The NATO 3—Brent Betterly, Jared Chase, and Brian Jacob Church—appeared in court again on Tuesday for a brief status hearing. The judge began the hearing by denying the defendants’ joint motion to dismiss the three felony arson charges against them, saying the indictment offered sufficient and particular enough information to help the defendants prepare their defense and to guard against subsequent indictments (e.g., double jeopardy). The judge also denied two out of the defense’s three requests for evidence of Chicago Police Department investigations into Occupy and anti-NATO organizing groups, saying they are not relevant to the charges against the NATO 3. Finally, the judge pushed the defense and prosecution to be ready for trial starting on January 2nd of next year, not mid-March as the defense had requested. The trial date is expected to be set for certain at the next status hearing:
When: Tuesday, August 6th, 2pm
Where: Cook County Criminal Court, 2650 California Ave
The defense had asked for the trial to be pushed back until mid-March of next year, even though that means the defendants will be in jail longer, so they would have sufficient time to go through all the information the State has given them as “evidence” and prepare their defense. With the judge insisting that the trial happen as soon as possible, the defense team must work even harder and faster than they have been. Support funds for their legal defense preparations are needed now more than ever. You can make a tax-deductible donation by sending a check or money order with “8th Day Center/NATO 5 Defense Fund” in the memo line to:
8th Day Center for Justice
205 W. Monroe St. Suite 500
Chicago, IL 60606
You can also make secure donations online at https://www.wepay.com/donations/nato-5-defense (these donations are not tax-deductible, unfortunately).

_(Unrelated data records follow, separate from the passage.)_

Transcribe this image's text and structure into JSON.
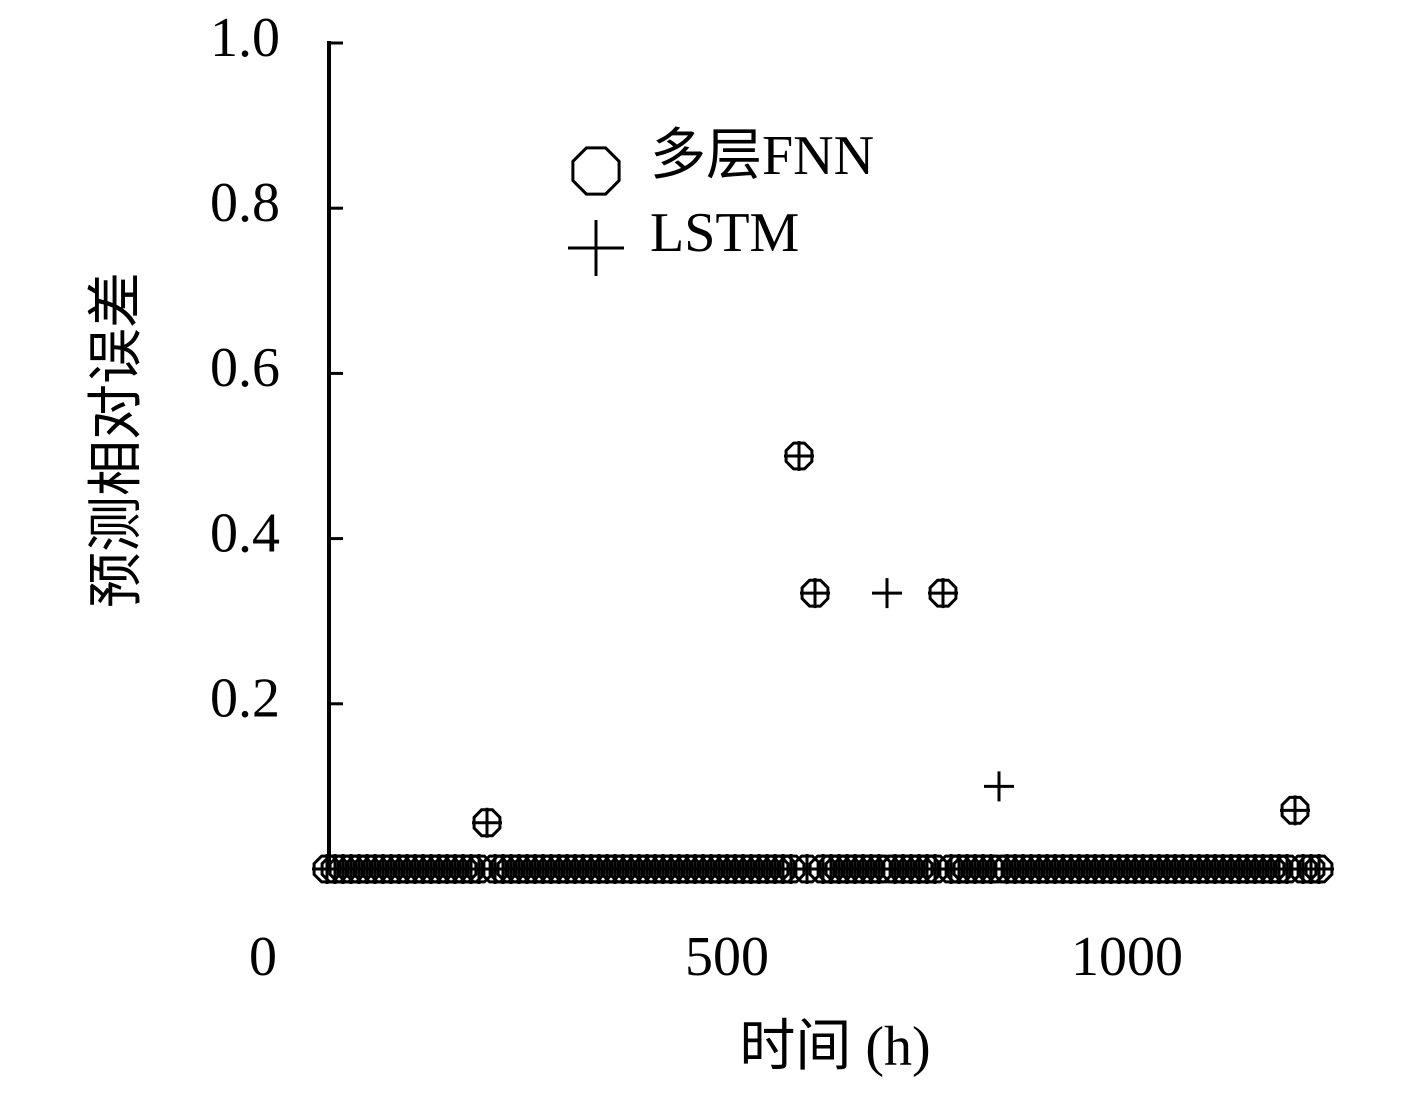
{
  "chart_data": {
    "type": "scatter",
    "xlabel": "时间 (h)",
    "ylabel": "预测相对误差",
    "xlim": [
      0,
      1250
    ],
    "ylim": [
      0,
      1
    ],
    "xticks": [
      0,
      500,
      1000
    ],
    "yticks": [
      {
        "value": 1,
        "label": "1.0"
      },
      0.8,
      0.6,
      0.4,
      0.2
    ],
    "legend": "upper left",
    "x": [
      0,
      10,
      20,
      30,
      40,
      50,
      60,
      70,
      80,
      90,
      100,
      110,
      120,
      130,
      140,
      150,
      160,
      170,
      180,
      190,
      200,
      210,
      220,
      230,
      240,
      250,
      260,
      270,
      280,
      290,
      300,
      310,
      320,
      330,
      340,
      350,
      360,
      370,
      380,
      390,
      400,
      410,
      420,
      430,
      440,
      450,
      460,
      470,
      480,
      490,
      500,
      510,
      520,
      530,
      540,
      550,
      560,
      570,
      580,
      590,
      600,
      610,
      620,
      630,
      640,
      650,
      660,
      670,
      680,
      690,
      700,
      710,
      720,
      730,
      740,
      750,
      760,
      770,
      780,
      790,
      800,
      810,
      820,
      830,
      840,
      850,
      860,
      870,
      880,
      890,
      900,
      910,
      920,
      930,
      940,
      950,
      960,
      970,
      980,
      990,
      1000,
      1010,
      1020,
      1030,
      1040,
      1050,
      1060,
      1070,
      1080,
      1090,
      1100,
      1110,
      1120,
      1130,
      1140,
      1150,
      1160,
      1170,
      1180,
      1190,
      1200,
      1210,
      1220,
      1230,
      1240
    ],
    "series": [
      {
        "name": "多层FNN",
        "marker": "circle",
        "color": "#000000",
        "values": [
          0,
          0,
          0,
          0,
          0,
          0,
          0,
          0,
          0,
          0,
          0,
          0,
          0,
          0,
          0,
          0,
          0,
          0,
          0,
          0,
          0.056,
          0,
          0,
          0,
          0,
          0,
          0,
          0,
          0,
          0,
          0,
          0,
          0,
          0,
          0,
          0,
          0,
          0,
          0,
          0,
          0,
          0,
          0,
          0,
          0,
          0,
          0,
          0,
          0,
          0,
          0,
          0,
          0,
          0,
          0,
          0,
          0,
          0,
          0,
          0.5,
          0,
          0.334,
          0,
          0,
          0,
          0,
          0,
          0,
          0,
          0,
          0,
          0,
          0,
          0,
          0,
          0,
          0,
          0.334,
          0,
          0,
          0,
          0,
          0,
          0,
          0,
          0,
          0,
          0,
          0,
          0,
          0,
          0,
          0,
          0,
          0,
          0,
          0,
          0,
          0,
          0,
          0,
          0,
          0,
          0,
          0,
          0,
          0,
          0,
          0,
          0,
          0,
          0,
          0,
          0,
          0,
          0,
          0,
          0,
          0,
          0,
          0,
          0.071,
          0,
          0,
          0
        ]
      },
      {
        "name": "LSTM",
        "marker": "plus",
        "color": "#000000",
        "values": [
          0,
          0,
          0,
          0,
          0,
          0,
          0,
          0,
          0,
          0,
          0,
          0,
          0,
          0,
          0,
          0,
          0,
          0,
          0,
          0,
          0.056,
          0,
          0,
          0,
          0,
          0,
          0,
          0,
          0,
          0,
          0,
          0,
          0,
          0,
          0,
          0,
          0,
          0,
          0,
          0,
          0,
          0,
          0,
          0,
          0,
          0,
          0,
          0,
          0,
          0,
          0,
          0,
          0,
          0,
          0,
          0,
          0,
          0,
          0,
          0.5,
          0,
          0.334,
          0,
          0,
          0,
          0,
          0,
          0,
          0,
          0,
          0.334,
          0,
          0,
          0,
          0,
          0,
          0,
          0.334,
          0,
          0,
          0,
          0,
          0,
          0,
          0.1,
          0,
          0,
          0,
          0,
          0,
          0,
          0,
          0,
          0,
          0,
          0,
          0,
          0,
          0,
          0,
          0,
          0,
          0,
          0,
          0,
          0,
          0,
          0,
          0,
          0,
          0,
          0,
          0,
          0,
          0,
          0,
          0,
          0,
          0,
          0,
          0,
          0.071,
          0,
          0,
          0
        ]
      }
    ]
  }
}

You can check out our full Court Notes, but here is a short summary of the hearing. In addition to denying the motion to dismiss the arson charges, the judge discussed the defense’s request for the state to produce documentation regarding three separate First Amendment investigation applications and worksheets. The judge had conducted an in camera review of the documentation to determine whether they were relevant to the case and had probative value. The judge said that the prosecution had already been ordered to turn over the NATO investigation documentation but that the other documentation was not relevant to or probative about the charges facing the defendants because none of them was listed as a target or intended subject of the investigations.

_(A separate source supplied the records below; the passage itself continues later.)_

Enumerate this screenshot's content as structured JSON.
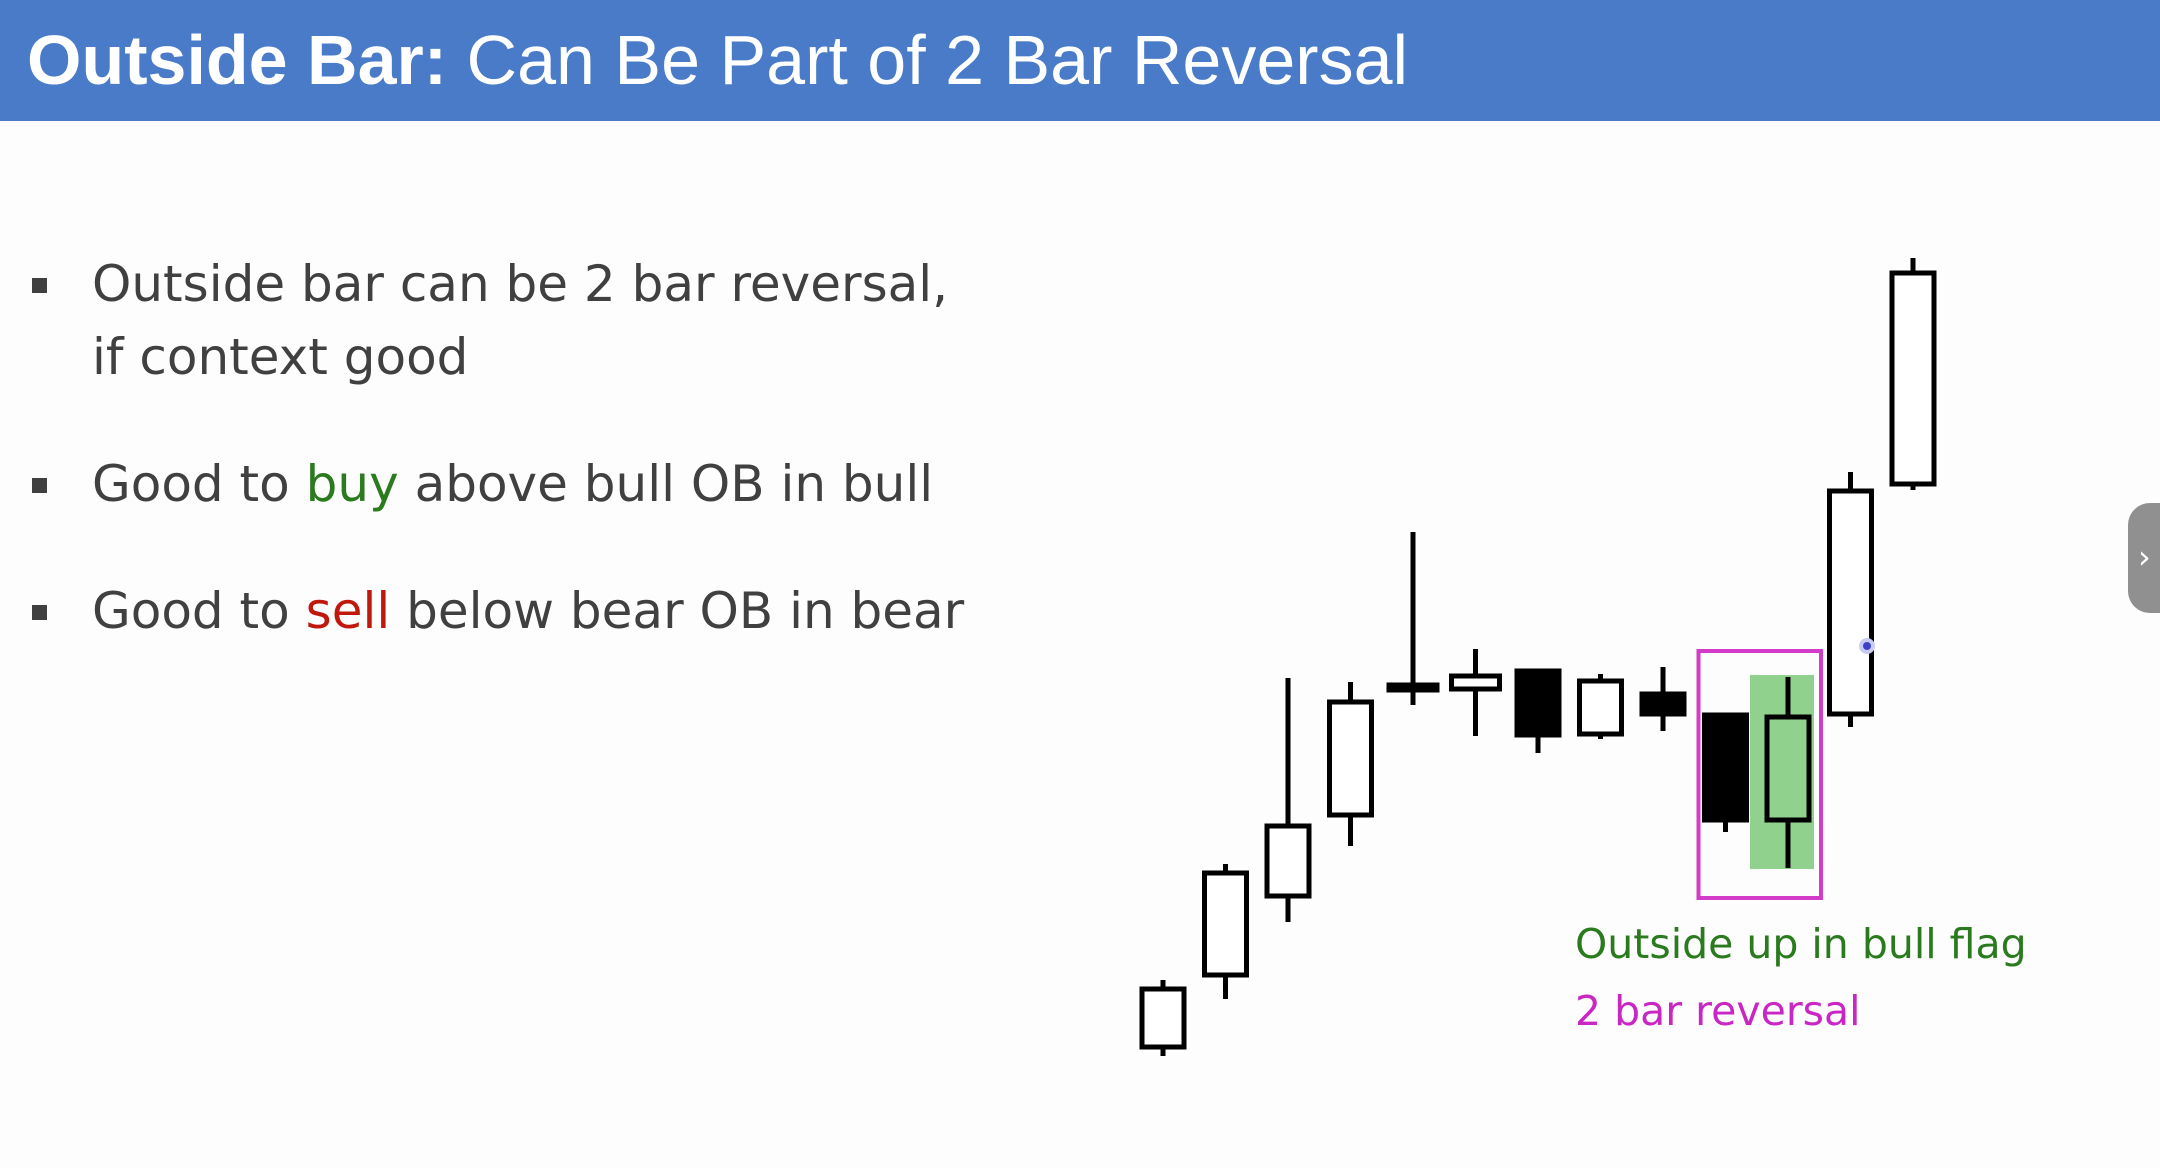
{
  "header": {
    "title_bold": "Outside Bar:",
    "title_rest": "Can Be Part of 2 Bar Reversal",
    "background": "#4a7bc8"
  },
  "bullets": [
    {
      "before": "Outside bar can be 2 bar reversal,",
      "line2": "if context good"
    },
    {
      "before": "Good to ",
      "highlight": "buy",
      "highlight_color": "#2a7a1e",
      "after": " above bull OB in bull"
    },
    {
      "before": "Good to ",
      "highlight": "sell",
      "highlight_color": "#c0180c",
      "after": " below bear OB in bear"
    }
  ],
  "chart_data": {
    "type": "candlestick",
    "title": "",
    "xlabel": "",
    "ylabel": "",
    "axes_shown": false,
    "grid": false,
    "bars": [
      {
        "o": 9,
        "c": 67,
        "h": 76,
        "l": 0,
        "color": "bull"
      },
      {
        "o": 81,
        "c": 183,
        "h": 192,
        "l": 57,
        "color": "bull"
      },
      {
        "o": 160,
        "c": 230,
        "h": 378,
        "l": 134,
        "color": "bull"
      },
      {
        "o": 241,
        "c": 354,
        "h": 374,
        "l": 210,
        "color": "bull"
      },
      {
        "o": 366,
        "c": 371,
        "h": 524,
        "l": 351,
        "color": "bull"
      },
      {
        "o": 367,
        "c": 380,
        "h": 407,
        "l": 320,
        "color": "bull"
      },
      {
        "o": 385,
        "c": 321,
        "h": 385,
        "l": 303,
        "color": "bear"
      },
      {
        "o": 322,
        "c": 375,
        "h": 382,
        "l": 317,
        "color": "bull"
      },
      {
        "o": 362,
        "c": 342,
        "h": 389,
        "l": 325,
        "color": "bear"
      },
      {
        "o": 341,
        "c": 236,
        "h": 341,
        "l": 224,
        "color": "bear"
      },
      {
        "o": 236,
        "c": 339,
        "h": 379,
        "l": 188,
        "color": "bull",
        "highlight": true
      },
      {
        "o": 342,
        "c": 565,
        "h": 584,
        "l": 329,
        "color": "bull"
      },
      {
        "o": 572,
        "c": 783,
        "h": 798,
        "l": 566,
        "color": "bull"
      }
    ],
    "highlight_fill": "#8fd18d",
    "box_color": "#d23cc8",
    "box_bars": [
      9,
      10
    ],
    "annotations": [
      {
        "text": "Outside up in bull flag",
        "color": "#2a7a1e"
      },
      {
        "text": "2 bar reversal",
        "color": "#c827c4"
      }
    ]
  }
}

The next issue discussed was the defense’s motion to compel discovery about the searches of neighboring apartments to the one that two of the defendants were arrested in. The defense argued that they had produced evidence of these searches by submitting a motion with a copy of a newspaper article quoting residents of those apartments talking about their experiences being raided, handcuffed, and interrogated and harassed by the officers. The prosecutors argued that nothing in the newspaper article showed that the residents of other apartments were questioned about the defendants or about anything concerning the investigation into these alleged crimes, so no documentation of those searches, if any existed, is relevant to this case. The judge ordered the State to check with the police about documentation of those other searches and to provide them to the defense if they exist and to submit an affidavit saying they don’t exist if this is the case.
Concerning the trial date, the judge thought that pushing it out till next March was too long. After much back-and-forth about schedules and the time needed to prepare the defense, the judge suggested January 2nd and 3rd for jury selection, with the trial itself starting on January 7th or 8th. He expected to use one jury (i.e., for a joint trial for all three defendants) and for the trial to take two or three weeks. The defense and prosecution must work out their schedules to make these dates work and send him a notice of this scheduling agreement when they have it. The judge will also check his trial calendar and they will set the dates for certain at the next hearing. The defense then asked for a larger courtroom for trial and the judge said he would look into it, but they should expect to have trial there.